The intense fire followed an Israeli airstrike on a house in Beit Yahoun, a village in southern Lebanon, that killed the five senior fighters, including Abbas Raad, the son of the head of Hezbollah's 13-member parliamentary bloc in Lebanon, Mohammed Raad.
The deaths brought the number of Hezbollah fighters killed in seven weeks of fighting to at least 83.
Thousands of people, including senior Hezbollah officials, attended Raad's funeral in the southern village of Jbaa. After a Thursday afternoon ceremony in the main square, the coffin, draped in Hezbollah's yellow flag, was carried to a cemetery for burial.
"When Netanyahu accepts to abide by a truce, this means he is not capable of wiping out the resistance," top Hezbollah official Hashem Safieddine said in a funeral speech, referring to Israeli Prime Minister Benjamin Netanyahu.
Hezbollah leader Sayyed Hassan Nasrallah met in Beirut on Thursday with Iranian Foreign Minister Hossein Amirabdollahian.
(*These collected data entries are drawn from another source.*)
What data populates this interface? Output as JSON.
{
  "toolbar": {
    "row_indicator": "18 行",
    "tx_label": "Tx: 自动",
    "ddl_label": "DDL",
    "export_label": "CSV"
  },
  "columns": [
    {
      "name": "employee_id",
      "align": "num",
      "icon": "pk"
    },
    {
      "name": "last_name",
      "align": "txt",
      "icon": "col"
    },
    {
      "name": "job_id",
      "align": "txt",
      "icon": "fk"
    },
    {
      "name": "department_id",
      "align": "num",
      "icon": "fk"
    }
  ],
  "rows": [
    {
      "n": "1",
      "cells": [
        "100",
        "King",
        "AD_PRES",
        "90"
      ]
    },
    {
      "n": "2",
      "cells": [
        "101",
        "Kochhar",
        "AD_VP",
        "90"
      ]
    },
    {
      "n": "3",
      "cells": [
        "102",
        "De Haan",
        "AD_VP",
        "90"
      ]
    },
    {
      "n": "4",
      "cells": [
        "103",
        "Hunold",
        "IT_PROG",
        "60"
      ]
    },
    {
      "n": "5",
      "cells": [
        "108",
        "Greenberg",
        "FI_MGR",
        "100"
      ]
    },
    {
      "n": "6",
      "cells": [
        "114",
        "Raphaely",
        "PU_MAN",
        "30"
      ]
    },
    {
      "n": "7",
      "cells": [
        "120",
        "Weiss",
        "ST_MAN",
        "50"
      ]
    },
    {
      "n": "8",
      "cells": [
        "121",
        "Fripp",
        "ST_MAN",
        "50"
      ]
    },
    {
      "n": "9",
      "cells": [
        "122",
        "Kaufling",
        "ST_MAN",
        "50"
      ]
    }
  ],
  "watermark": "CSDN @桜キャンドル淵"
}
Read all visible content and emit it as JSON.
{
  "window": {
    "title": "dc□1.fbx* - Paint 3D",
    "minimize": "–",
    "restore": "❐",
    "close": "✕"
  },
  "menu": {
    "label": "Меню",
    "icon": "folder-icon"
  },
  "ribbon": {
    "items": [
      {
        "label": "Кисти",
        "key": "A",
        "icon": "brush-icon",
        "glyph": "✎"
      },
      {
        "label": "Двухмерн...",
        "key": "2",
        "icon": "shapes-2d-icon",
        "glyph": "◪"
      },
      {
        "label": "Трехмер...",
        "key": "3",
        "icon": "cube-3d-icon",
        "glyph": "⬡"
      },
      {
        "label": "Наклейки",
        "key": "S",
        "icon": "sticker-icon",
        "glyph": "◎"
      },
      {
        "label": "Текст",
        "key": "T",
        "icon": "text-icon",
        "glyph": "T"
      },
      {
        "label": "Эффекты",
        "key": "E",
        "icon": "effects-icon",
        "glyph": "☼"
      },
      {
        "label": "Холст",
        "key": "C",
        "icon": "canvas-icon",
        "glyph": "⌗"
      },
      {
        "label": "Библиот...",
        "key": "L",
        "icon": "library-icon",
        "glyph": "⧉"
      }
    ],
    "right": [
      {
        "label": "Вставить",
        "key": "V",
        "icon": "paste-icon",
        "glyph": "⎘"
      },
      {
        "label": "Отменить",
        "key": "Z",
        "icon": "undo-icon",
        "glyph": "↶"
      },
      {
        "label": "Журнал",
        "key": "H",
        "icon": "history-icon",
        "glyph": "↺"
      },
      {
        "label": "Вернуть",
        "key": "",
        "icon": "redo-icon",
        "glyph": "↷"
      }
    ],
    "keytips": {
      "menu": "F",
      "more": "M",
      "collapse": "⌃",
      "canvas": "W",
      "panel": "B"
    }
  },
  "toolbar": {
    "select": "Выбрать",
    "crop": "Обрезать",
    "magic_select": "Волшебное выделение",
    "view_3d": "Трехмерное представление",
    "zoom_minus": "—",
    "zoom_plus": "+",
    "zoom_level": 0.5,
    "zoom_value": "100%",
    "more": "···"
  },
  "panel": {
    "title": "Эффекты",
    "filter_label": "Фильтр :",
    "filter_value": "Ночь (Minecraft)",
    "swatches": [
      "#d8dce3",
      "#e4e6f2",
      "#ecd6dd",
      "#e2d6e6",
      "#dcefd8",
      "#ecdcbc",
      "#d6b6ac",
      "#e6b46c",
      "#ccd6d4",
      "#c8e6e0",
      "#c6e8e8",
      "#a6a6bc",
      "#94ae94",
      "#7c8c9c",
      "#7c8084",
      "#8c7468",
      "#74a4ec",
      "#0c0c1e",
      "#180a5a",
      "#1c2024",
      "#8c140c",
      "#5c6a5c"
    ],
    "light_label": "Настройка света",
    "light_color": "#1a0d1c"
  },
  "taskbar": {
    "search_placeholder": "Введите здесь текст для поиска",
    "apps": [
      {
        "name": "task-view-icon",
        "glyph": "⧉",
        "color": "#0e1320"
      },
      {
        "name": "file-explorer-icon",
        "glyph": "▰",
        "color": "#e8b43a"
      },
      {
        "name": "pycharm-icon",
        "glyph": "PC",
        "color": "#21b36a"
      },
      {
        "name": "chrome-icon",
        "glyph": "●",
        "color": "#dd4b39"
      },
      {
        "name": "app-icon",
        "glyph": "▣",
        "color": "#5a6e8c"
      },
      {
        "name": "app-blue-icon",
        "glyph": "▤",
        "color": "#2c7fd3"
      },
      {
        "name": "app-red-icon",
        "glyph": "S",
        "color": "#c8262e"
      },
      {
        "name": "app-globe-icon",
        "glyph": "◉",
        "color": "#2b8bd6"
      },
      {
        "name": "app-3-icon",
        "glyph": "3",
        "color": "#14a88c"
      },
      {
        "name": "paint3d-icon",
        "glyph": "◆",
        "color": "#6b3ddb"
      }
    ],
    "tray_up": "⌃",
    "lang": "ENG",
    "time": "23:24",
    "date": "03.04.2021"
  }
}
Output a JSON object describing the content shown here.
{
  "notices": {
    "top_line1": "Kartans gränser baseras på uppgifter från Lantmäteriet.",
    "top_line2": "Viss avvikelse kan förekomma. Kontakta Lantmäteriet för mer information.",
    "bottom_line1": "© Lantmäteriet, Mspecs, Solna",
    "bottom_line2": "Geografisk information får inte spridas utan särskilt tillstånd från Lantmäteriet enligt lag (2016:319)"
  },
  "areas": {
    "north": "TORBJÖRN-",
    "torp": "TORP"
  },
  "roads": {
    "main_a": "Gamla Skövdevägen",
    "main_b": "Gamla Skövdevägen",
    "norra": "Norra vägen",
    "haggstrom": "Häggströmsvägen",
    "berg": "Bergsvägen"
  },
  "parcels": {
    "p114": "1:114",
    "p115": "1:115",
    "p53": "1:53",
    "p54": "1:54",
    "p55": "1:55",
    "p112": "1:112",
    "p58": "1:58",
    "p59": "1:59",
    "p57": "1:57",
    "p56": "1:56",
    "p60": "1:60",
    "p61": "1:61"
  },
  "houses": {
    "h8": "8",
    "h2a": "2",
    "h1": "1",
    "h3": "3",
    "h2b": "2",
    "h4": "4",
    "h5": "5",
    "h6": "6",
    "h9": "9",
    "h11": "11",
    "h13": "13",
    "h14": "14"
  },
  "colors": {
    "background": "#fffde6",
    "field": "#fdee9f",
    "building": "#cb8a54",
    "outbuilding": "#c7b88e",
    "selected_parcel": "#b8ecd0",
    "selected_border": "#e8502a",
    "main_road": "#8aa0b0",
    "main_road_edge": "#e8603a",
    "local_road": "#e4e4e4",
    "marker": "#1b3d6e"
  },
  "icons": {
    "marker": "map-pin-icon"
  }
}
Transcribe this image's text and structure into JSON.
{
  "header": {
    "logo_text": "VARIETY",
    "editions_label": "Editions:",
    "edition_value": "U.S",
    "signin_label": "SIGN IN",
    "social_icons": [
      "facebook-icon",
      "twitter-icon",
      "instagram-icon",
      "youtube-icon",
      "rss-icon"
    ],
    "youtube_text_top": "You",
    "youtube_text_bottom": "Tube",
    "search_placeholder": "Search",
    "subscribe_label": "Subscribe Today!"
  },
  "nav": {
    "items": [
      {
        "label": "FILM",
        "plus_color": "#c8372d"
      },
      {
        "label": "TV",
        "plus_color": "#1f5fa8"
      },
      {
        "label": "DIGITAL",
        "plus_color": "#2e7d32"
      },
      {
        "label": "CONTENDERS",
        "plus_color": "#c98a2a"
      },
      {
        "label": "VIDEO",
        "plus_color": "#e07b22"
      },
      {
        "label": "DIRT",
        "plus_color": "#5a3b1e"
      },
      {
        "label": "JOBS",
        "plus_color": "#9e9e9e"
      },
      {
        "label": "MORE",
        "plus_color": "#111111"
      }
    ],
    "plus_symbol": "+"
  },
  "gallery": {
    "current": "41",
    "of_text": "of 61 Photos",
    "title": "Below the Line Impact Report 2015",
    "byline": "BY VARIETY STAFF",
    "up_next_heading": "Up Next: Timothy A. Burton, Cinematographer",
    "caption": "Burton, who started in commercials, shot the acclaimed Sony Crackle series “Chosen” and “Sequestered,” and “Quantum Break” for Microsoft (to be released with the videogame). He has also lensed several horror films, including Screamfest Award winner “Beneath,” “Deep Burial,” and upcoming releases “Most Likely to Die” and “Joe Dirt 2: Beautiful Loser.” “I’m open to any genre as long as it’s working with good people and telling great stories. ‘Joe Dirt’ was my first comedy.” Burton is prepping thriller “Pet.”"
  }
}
They discussed the war in Gaza and efforts to "stop the Israeli aggression," as well as the situation at the tense Lebanon-Israel border, according to a statement released by Hezbollah.
Amirabdollahian warned in comments to journalists upon his arrival Wednesday in Lebanon that the Israel-Hamas war could "spiral out of control" if a truce did not last.
Iran-backed factions in Iraq, including the militant group Kataib Hezbollah, have carried out more than 60 and rocket or suicide drone attacks at bases housing U.S. troops in Iraq and Syria. Kataib Hezbollah is allied with Lebanon's Hezbollah, but the groups have different leaders.
The U.S. military said Thursday that one of its warships in the Red Sea shot down bomb-carrying drones launched from territory controlled by Yemen's Iran-backed Houthi rebels.
The American military's Central Command said the USS Thomas Hudner, an Arleigh Burke-class destroyer, shot down the drones early Thursday morning. "The ship and crew sustained no damage or injury," Central Command said.